If the thinking was not muddled, last year’s suspension of sales wouldn’t have come after Diwali — after the horse had bolted, as it were, even if bans were to work. Later, the 2016 order wouldn’t have been relaxed, more so partially just weeks before this Diwali, to be followed days afterward by a reversal.

The three stages of the judicial thinking in respect of curbing pollution around Diwali speaks of an ad hoc response to a very serious problem, although it is hard to disagree with the court’s observation on Monday that there was “direct evidence of deterioration of air quality at alarming levels” due to bursting of firecrackers.

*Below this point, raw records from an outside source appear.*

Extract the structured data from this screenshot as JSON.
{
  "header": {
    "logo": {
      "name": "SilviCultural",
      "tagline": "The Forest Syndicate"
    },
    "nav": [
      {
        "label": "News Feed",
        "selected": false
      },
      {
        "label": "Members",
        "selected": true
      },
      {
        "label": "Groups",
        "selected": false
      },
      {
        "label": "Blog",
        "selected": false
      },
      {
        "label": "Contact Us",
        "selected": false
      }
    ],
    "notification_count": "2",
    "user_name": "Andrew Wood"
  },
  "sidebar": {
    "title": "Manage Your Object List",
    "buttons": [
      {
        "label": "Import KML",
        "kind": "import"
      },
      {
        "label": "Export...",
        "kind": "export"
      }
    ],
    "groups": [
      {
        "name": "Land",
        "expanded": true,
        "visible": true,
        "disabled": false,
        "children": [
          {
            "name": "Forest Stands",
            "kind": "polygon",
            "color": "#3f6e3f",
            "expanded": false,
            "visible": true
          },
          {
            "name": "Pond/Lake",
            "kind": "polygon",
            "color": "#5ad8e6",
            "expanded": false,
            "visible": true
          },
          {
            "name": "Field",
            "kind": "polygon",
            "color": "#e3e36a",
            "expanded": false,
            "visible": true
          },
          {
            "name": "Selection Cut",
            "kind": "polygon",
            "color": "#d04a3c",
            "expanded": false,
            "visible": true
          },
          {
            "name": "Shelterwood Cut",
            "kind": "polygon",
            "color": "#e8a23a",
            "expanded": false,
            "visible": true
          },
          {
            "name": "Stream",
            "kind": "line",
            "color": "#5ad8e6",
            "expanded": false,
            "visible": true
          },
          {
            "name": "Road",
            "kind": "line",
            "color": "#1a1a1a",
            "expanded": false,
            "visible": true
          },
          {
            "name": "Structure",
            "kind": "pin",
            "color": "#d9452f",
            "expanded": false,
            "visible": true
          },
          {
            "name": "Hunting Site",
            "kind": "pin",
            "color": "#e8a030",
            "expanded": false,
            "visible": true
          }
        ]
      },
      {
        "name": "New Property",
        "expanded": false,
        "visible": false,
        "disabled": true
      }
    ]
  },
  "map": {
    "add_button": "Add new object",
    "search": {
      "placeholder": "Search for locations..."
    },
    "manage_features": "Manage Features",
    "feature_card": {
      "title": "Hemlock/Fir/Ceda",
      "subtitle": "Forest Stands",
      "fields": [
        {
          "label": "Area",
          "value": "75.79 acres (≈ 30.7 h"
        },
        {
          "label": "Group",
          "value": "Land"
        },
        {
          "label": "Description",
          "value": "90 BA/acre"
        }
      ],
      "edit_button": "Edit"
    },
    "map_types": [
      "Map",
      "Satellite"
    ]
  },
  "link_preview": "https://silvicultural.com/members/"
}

According to ancient tradition Deepawali, the proper name of the famous Hindu festival, is a festival of lights, as the name so amply suggests, not noxious smoke and deafening sound. This aspect is a distortion of the past century. A writer of pulp fiction sought to communalise the muddled judicial thinking by suggesting that the judges could only dare fiddle with Hindu sentiments, not of those of other faiths (implying Muslims, through the analogy he drew). Sorry, but this is not about religion. Hindu sentiment doesn’t choose bad quality air.

Actually, banning sales is a pointless exercise when manufacturing is also not halted. It is impossible to police. Besides, it is easy enough to procure firecrackers just outside NCR limits in neighbouring states such as Uttar Pradesh and Haryana, and bring them across to Delhi. Last year’s orders came after Diwali. We may wonder what the point of that ban was.